Le programme de ces fêtes de la science qui dureront huit jours est rédigé de main de maître. Sur la couverture, on a eu l’esprit de donner un magnifique instantané de l’un de ces rudes vieillards basques que l’on rencontre avec tant de joie sur les routes. Solide, le visage de traits nobles et énergiques, l’œil perçant du montagnard, coiffé du béret national, la main appuyée sur le makila, — la canne qui sert à se défendre, à s’appuyer et à diriger le bétail qu’on ramène de la foire, — cet échantillon d’une grande race nous apparaît au coin d’un roc, sur un versant de montagne d’où l’on découvre au loin l’immense Océan.

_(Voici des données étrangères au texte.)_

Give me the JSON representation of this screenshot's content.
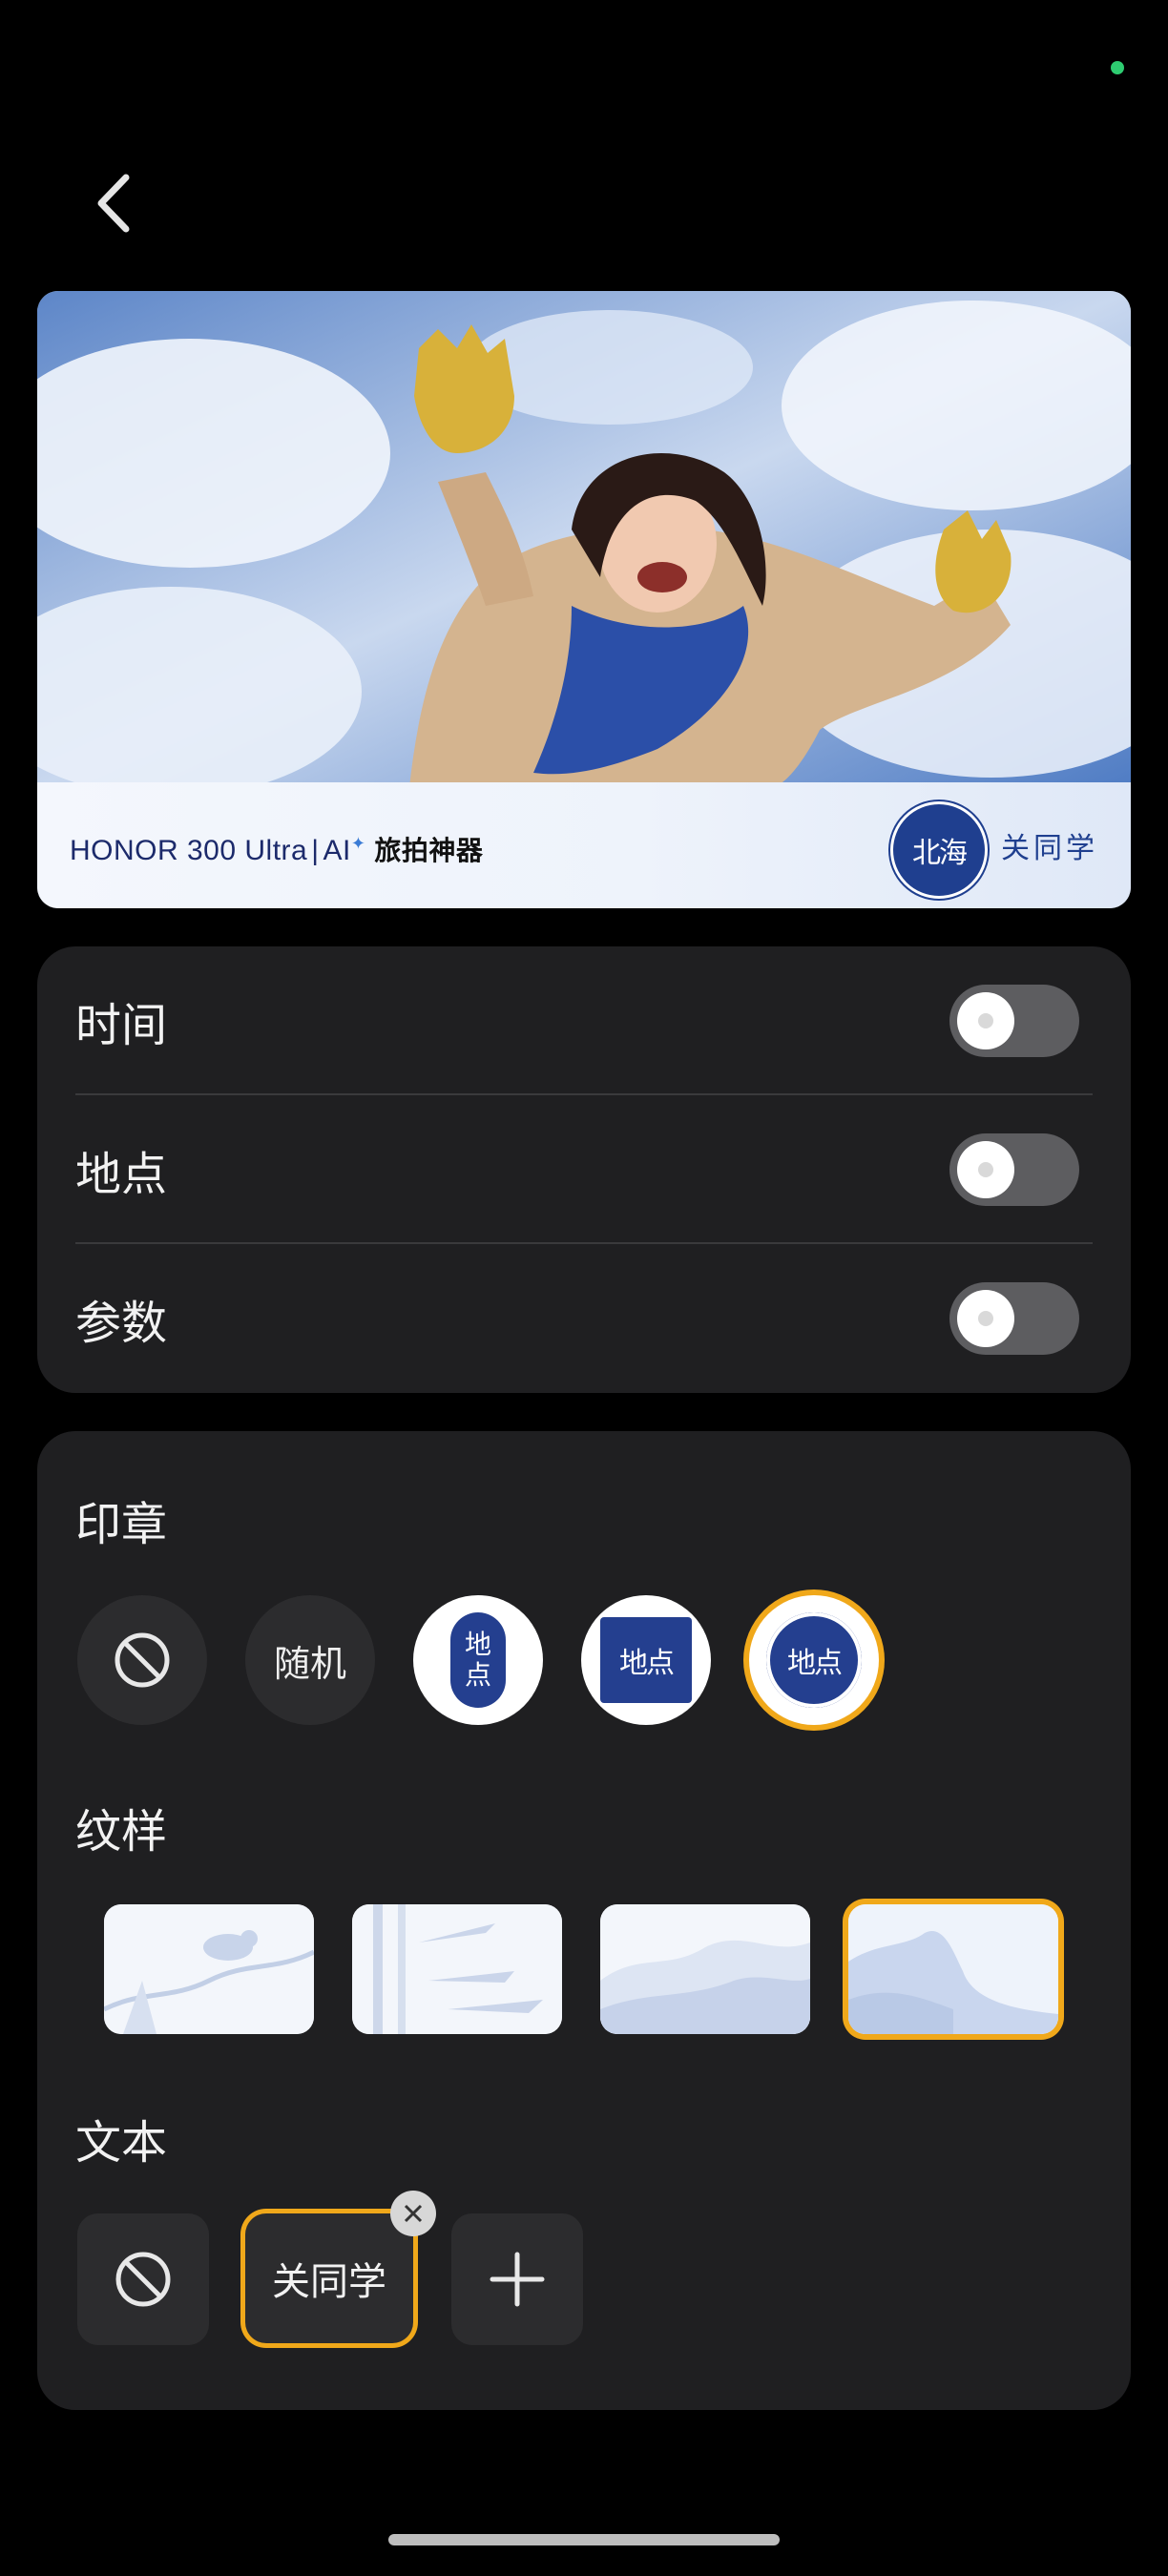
{
  "header": {
    "title": ""
  },
  "preview": {
    "brand": "HONOR 300 Ultra",
    "ai_label": "AI",
    "ai_star": "✦",
    "slogan": "旅拍神器",
    "seal_text": "北海",
    "author_text": "关同学"
  },
  "toggles": [
    {
      "label": "时间",
      "on": false
    },
    {
      "label": "地点",
      "on": false
    },
    {
      "label": "参数",
      "on": false
    }
  ],
  "stamp": {
    "title": "印章",
    "random_label": "随机",
    "options": [
      {
        "text_top": "地",
        "text_bottom": "点",
        "style": "oval"
      },
      {
        "text": "地点",
        "style": "square"
      },
      {
        "text": "地点",
        "style": "round",
        "selected": true
      }
    ]
  },
  "pattern": {
    "title": "纹样",
    "options": [
      "bird",
      "bamboo",
      "mountains",
      "clouds"
    ],
    "selected_index": 3
  },
  "text": {
    "title": "文本",
    "chip_label": "关同学"
  },
  "colors": {
    "accent": "#f0a81a",
    "card": "#1f1f21",
    "seal": "#243f8f"
  }
}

Que de réflexions et de rêves sous ce front ! Plus d’une fois, il a songé comme les ancêtres hardis aux expéditions périlleuses dans les régions inconnues, mais toujours avec la ferme volonté de revenir sur cette côte bénie où jadis régna l’indépendance. Comment oublier les gaies farandoles, le jeu de pelote, le son de la cloche du village natal, la maison paternelle, et souvent la petite amie d’enfance, la "Gracieuse" avec laquelle on échangeait le soir, sous le beau ciel, au murmure du lac immense, quelques serments d’amour ? Ramountcho de M. Pierre Loti n’est qu’une page délicieuse arrachée à la vie basque par un coloriste ; mais que de choses inévitablement négligées, que d’histoires touchantes encore à cueillir aux buissons du chemin, que de tableaux à retenir ! Les fêtes prochaines de Saint-Jean-de-Luz faciliteront ce grand travail de reconstitution d’une province, qui ne sera lui-même que la partie d’une grande œuvre en préparation. 




C’est à peu près la même marche d’études qu’en Poitou pour mettre en relief les traditions populaires, l’hagiographie, la flore, la géologie, l’imagerie, les mascarades. Il y a une section des études religieuses où se traiteront des sujets comme ceux-ci : l’âme basque, la maison, la famille et la tombe basques, la sorcellerie — bohémiens et cascarots, — les Basques devant la civilisation européenne. Il y a aussi une section d’histoire qui se propose de passer en revue des questions ou des faits qui intéressent les annales de la France. C’est ainsi que M. Paul Pougaud nous entretiendra du mariage de Louis XIV, des anciens régiments de marche basques, sujet tout d’actualité à l’instant où l’on étudie avec acharnement la réorganisation de notre armée. Les séances de la section littéraire, d’ethnographie, ne seront pas moins intéressantes. Et les distractions en plein air ne manqueront pas, avec tous ces concours de danses, de chant, de musique populaire, de parties de pelote, tout cela dans le cadre ravissant de Saint-Jean-de-Luz avec ses maisons d’architecture pyrénéenne, sa vieille église, la grande maison où dormit Louis XIV, ce port qui vit tant de flottes et d’où partirent tant de grands marins."